A sense of urgency pervaded library leaders' remarks about the need for the profession to "step up to the plate" and strongly define and assert its role in the information age. Many interviewees thought that librarians, at both the local and national leadership levels, were too reluctant to take on this role.
If nobody "much notices" libraries, then it is the librarians' job, in addition to being information navigators, to make the public notice and become advocates for the profession, the interviewees said. Library leadership needs to be able to state its case, be more aggressive, and as one interviewee put it, "be, in the public view, worthy of investment."
Many thought this assertiveness was particularly essential, given the current antigovernment political environment in which public institutions across the board are fighting for survival.
One library leader suggested that the profession actively recruit student government and other leaders in high school and college to consider entering the profession and to renew its leadership ranks.
Some of the leaders who were interviewed expressed optimism that the spring meeting in Washington DC -- to discuss the sector's public message campaign -- would spur this sort of activism. But others expressed caution: "One questions the extent to which the public library directors, their staff, and their boards actually understand the profound nature of the change that's under way."

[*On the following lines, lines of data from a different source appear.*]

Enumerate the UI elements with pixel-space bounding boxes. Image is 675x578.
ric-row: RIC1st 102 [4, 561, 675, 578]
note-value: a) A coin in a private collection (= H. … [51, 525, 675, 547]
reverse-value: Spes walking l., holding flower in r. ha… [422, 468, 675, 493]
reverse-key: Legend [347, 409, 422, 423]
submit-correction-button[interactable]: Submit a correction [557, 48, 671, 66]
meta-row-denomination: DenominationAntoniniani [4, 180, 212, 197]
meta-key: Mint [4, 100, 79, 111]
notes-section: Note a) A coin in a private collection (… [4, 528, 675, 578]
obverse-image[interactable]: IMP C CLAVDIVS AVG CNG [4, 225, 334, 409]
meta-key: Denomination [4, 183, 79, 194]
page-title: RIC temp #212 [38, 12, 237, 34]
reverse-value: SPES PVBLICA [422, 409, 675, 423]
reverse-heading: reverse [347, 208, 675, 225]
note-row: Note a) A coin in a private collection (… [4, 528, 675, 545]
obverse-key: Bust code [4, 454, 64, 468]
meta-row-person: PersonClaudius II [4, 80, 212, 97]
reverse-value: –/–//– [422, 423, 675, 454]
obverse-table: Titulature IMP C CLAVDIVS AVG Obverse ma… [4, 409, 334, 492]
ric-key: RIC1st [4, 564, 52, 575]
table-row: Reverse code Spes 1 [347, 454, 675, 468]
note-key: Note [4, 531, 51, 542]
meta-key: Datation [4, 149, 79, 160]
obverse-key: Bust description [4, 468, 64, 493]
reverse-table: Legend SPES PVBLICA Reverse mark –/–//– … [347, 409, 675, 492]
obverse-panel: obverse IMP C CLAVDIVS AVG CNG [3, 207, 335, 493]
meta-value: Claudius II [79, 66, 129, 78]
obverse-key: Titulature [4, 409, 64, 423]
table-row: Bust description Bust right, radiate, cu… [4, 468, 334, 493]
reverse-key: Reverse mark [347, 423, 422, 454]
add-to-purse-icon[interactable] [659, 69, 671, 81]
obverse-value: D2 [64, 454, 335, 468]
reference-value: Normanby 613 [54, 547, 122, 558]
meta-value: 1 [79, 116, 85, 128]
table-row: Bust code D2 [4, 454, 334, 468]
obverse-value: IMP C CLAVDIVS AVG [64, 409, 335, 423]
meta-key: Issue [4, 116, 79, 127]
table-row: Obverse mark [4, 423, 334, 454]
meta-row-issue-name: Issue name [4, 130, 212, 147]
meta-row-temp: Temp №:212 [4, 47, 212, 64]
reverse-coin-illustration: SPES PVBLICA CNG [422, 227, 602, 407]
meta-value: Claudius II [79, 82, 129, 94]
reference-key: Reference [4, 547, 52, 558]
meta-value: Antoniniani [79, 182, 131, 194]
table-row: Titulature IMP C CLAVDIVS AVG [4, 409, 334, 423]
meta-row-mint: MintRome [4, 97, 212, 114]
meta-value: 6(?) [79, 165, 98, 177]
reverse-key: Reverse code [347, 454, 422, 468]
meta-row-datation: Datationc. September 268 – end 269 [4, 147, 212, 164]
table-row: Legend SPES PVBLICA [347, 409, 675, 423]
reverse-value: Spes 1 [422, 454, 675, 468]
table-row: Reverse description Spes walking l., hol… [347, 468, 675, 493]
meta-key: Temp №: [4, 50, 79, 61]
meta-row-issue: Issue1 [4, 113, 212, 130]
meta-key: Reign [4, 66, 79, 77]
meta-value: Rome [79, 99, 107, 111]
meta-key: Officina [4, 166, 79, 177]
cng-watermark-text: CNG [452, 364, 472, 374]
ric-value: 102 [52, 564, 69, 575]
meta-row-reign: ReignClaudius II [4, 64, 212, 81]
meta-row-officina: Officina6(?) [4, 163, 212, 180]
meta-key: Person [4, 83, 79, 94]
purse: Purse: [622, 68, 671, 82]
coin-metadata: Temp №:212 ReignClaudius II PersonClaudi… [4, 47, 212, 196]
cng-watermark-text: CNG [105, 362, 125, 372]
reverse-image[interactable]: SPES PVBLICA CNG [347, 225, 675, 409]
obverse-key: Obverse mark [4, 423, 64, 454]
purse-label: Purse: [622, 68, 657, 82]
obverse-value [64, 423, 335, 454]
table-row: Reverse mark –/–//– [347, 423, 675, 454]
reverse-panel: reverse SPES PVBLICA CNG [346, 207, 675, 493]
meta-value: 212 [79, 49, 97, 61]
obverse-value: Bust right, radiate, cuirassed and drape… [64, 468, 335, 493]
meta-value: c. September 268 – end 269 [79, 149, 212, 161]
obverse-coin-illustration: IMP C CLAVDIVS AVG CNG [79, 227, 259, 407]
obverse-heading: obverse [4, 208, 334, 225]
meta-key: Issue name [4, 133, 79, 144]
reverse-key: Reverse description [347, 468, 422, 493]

Library leaders, as expressed in their vision statements and personal interviews, are at a crossroads in trying to define their profession. Their vision is firmly grounded in the library as a physical space, a hybrid of digital and book collections, and a community information resource, and in the librarian as a vital information navigator. Still in dispute is the library's competitive niche in an expanding marketplace of information. The individual user who once would have sought out the library is now being his or her own "librarian" -- or at least is attempting to assume this role. Another key question is whether the public will support these roles politically and financially and whether the sector can reach a sufficient consensus to exert its leadership in the new information environment.